L’inquiétude monte parmi les riverains de l’avenue des Pyrénées à Muret (Haute-Garonne), qui ont découvert un projet immobilier de 17 logements à l’affichage. C’est le panneau déposé mi-mai sur la grille d’une des maisons du XIXe siècle, qui font la renommée de la rue, qui a informé les voisins du projet. Deux recours vont être déposés auprès du tribunal administratif de Toulouse afin de faire annuler le permis de construire. Permis qui, en 2023, avait été refusé par la municipalité, ensuite déboutée.

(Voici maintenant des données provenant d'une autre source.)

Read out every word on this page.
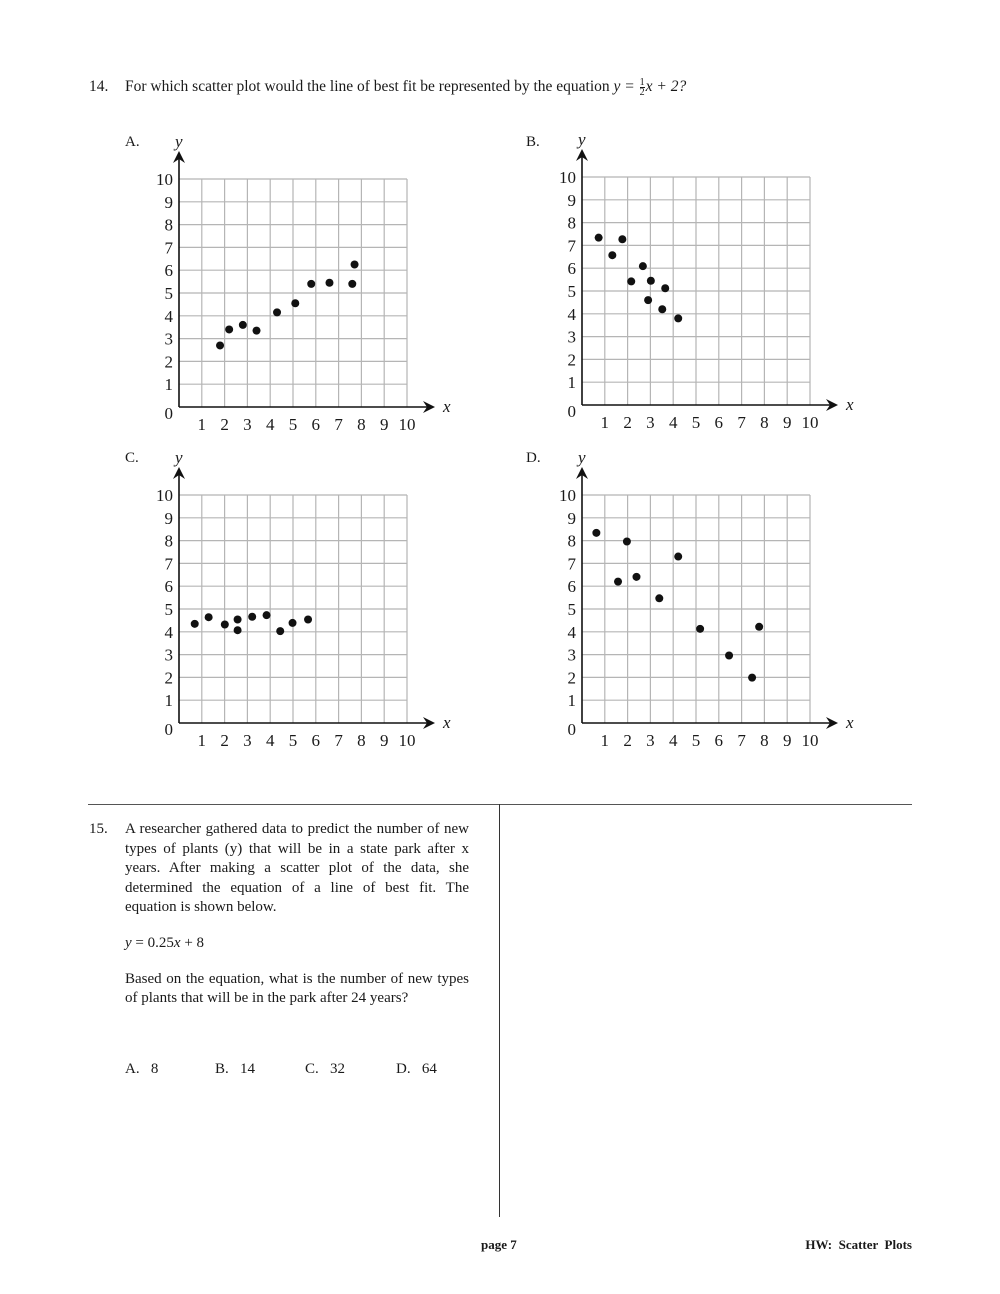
14. For which scatter plot would the line of best fit be represented by the equation $y = \frac{1}{2}$ x + 2?
A.	B.
C.	D.
x
y
1 2 3 4 5 6 7 8 9 10
0
1
2
3
4
5
6
7
8
9
10
x
y
1 2 3 4 5 6 7 8 9 10
0
1
2
3
4
5
6
7
8
9
10
x
y
1 2 3 4 5 6 7 8 9 10
0
1
2
3
4
5
6
7
8
9
10
x
y
1 2 3 4 5 6 7 8 9 10
0
1
2
3
4
5
6
7
8
9
10
15. A researcher gathered data to predict the number of new types of plants (y) that will be in a state park after x years. After making a scatter plot of the data, she determined the equation of a line of best fit. The equation is shown below.
y = 0.25x + 8
Based on the equation, what is the number of new types of plants that will be in the park after 24 years?
A. 8	B. 14	C. 32	D. 64
page 7	HW:  Scatter  Plots
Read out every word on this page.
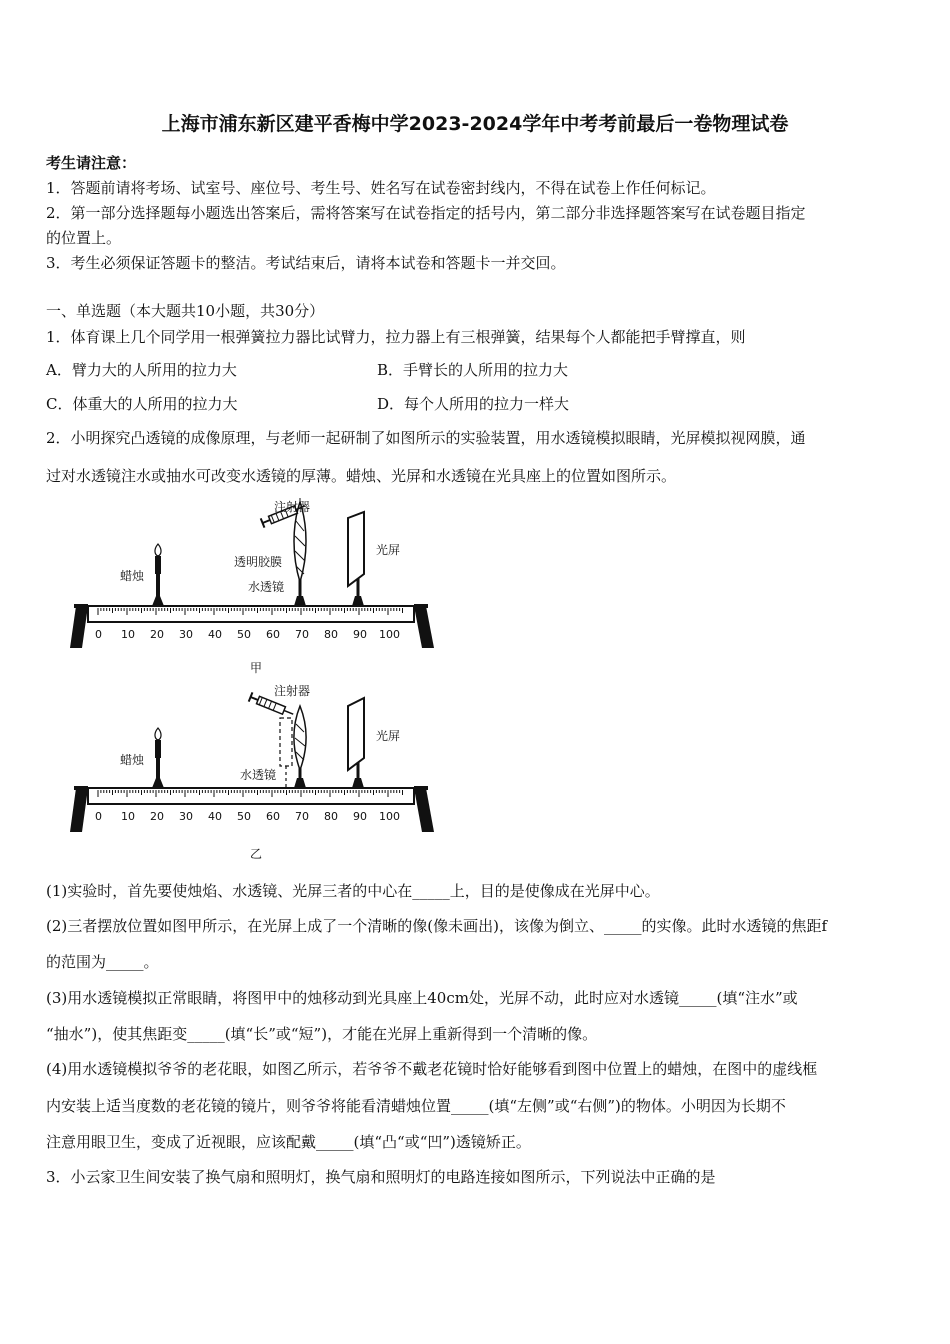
上海市浦东新区建平香梅中学2023-2024学年中考考前最后一卷物理试卷
考生请注意：
1．答题前请将考场、试室号、座位号、考生号、姓名写在试卷密封线内，不得在试卷上作任何标记。
2．第一部分选择题每小题选出答案后，需将答案写在试卷指定的括号内，第二部分非选择题答案写在试卷题目指定
的位置上。
3．考生必须保证答题卡的整洁。考试结束后，请将本试卷和答题卡一并交回。
一、单选题（本大题共10小题，共30分）
1．体育课上几个同学用一根弹簧拉力器比试臂力，拉力器上有三根弹簧，结果每个人都能把手臂撑直，则
A．臂力大的人所用的拉力大	B．手臂长的人所用的拉力大
C．体重大的人所用的拉力大	D．每个人所用的拉力一样大
2．小明探究凸透镜的成像原理，与老师一起研制了如图所示的实验装置，用水透镜模拟眼睛，光屏模拟视网膜，通
过对水透镜注水或抽水可改变水透镜的厚薄。蜡烛、光屏和水透镜在光具座上的位置如图所示。
0 10 20 30 40 50 60 70 80 90 100
注射器
透明胶膜
水透镜
蜡烛
光屏
甲
0 10 20 30 40 50 60 70 80 90 100
注射器
水透镜
蜡烛
光屏
乙
(1)实验时，首先要使烛焰、水透镜、光屏三者的中心在_____上，目的是使像成在光屏中心。
(2)三者摆放位置如图甲所示，在光屏上成了一个清晰的像(像未画出)，该像为倒立、_____的实像。此时水透镜的焦距f
的范围为_____。
(3)用水透镜模拟正常眼睛，将图甲中的烛移动到光具座上40cm处，光屏不动，此时应对水透镜_____(填“注水”或
“抽水”)，使其焦距变_____(填“长”或“短”)，才能在光屏上重新得到一个清晰的像。
(4)用水透镜模拟爷爷的老花眼，如图乙所示，若爷爷不戴老花镜时恰好能够看到图中位置上的蜡烛，在图中的虚线框
内安装上适当度数的老花镜的镜片，则爷爷将能看清蜡烛位置_____(填“左侧”或“右侧”)的物体。小明因为长期不
注意用眼卫生，变成了近视眼，应该配戴_____(填“凸“或“凹”)透镜矫正。
3．小云家卫生间安装了换气扇和照明灯，换气扇和照明灯的电路连接如图所示，下列说法中正确的是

En 2026, une association du patrimoine et les riverains s’inquiètent de voir un précédent se créer, amenant peu à peu les particularités historiques et environnementales de la rue à disparaître.
Vent de fronde avenue des Pyrénées à Muret. Des riverains, épaulés par la Société du patrimoine du Muretain, déposent des recours auprès du tribunal administratif de Toulouse contre un projet de 17 logements (T2 et T3). Si le dossier date de 2023, les habitants ne l’ont appris qu’à la mi-mai, lors de l’affichage du permis sur la maison vendue au promoteur toulousain ADN Patrimoine.
Sur cette longue artère, le paysage change radicalement de physionomie. Après les commerces et petits immeubles, la hauteur baisse pour laisser place à des domaines arborés de la fin du XIXe siècle aux arbres multiséculaires. Un « poumon vert » aujourd’hui menacé, d’après les riverains. La municipalité y était d’ailleurs opposée à l’époque. « C’est dommage d’avoir un projet aussi défigurant », déplore le maire André Mandement, qui avait refusé le permis de construire demandé. Saisi par le promoteur, le tribunal administratif a donné raison à ce dernier au strict regard des règles d’urbanisme, sans intégrer l’aspect patrimonial et paysager.
La peur d’un « précédent »
Face à l’urgence – la date limite des recours est fixée dans un délai de deux mois à compter de l’affichage, ici le 13 mai -, la résistance s’organise. Christophe Marquez, président de la Société du patrimoine, redoute que ce projet de trois étages ne crée un précédent et n’incite d’autres propriétaires à vendre à des promoteurs.
Un sentiment partagé par Jean-Michel Bigarré, voisin direct. Ce natif de Muret est un amoureux de longue date de ces maisons du XIXe siècle. Un jour, il en achète une qu’il retape à l’aide de gros travaux. « L’objectif était de maintenir un patrimoine muretain, confie-t-il. J’ai d’ailleurs dit à mes enfants de garder cette maison, de la préserver ».
Aujourd’hui, il s’inquiète des plans prévoyant un mur de 17 mètres de long et jusqu’à 13 mètres de haut par endroits, jouxtant sa propriété. « J’ai planté des arbres qui attirent des chouettes, écureuils et hérissons. Je n’ai rien contre les gens qui habiteraient ici. Mais un immeuble destiné à accueillir une quarantaine de personnes va forcément amener des perturbations sonores, visuelles et une perte d’intimité », déplore-t-il.
Une pétition en ligne
Jean-Michel Bigarré regrette aussi l’absence de concertation avec le voisinage. Lorsque, derrière sa maison, un promoteur différent avait voulu construire un immeuble, il avait pu les rencontrer et tomber d’accord sur la manière de cohabiter. Aujourd’hui, le projet prévoit d’abattre près d’une vingtaine d’arbres. Et les riverains craignent la perte progressive d’îlots de fraîcheur en plein centre-ville.
En parallèle de l’action en justice, les riverains ont lancé une pétition pour sauver leur rue, qui a déjà récolté plus de trois cents signatures en quelques jours.
La société ADN Patrimoine n’a pas répondu à nos sollicitations à l’heure de l’écriture de ces lignes.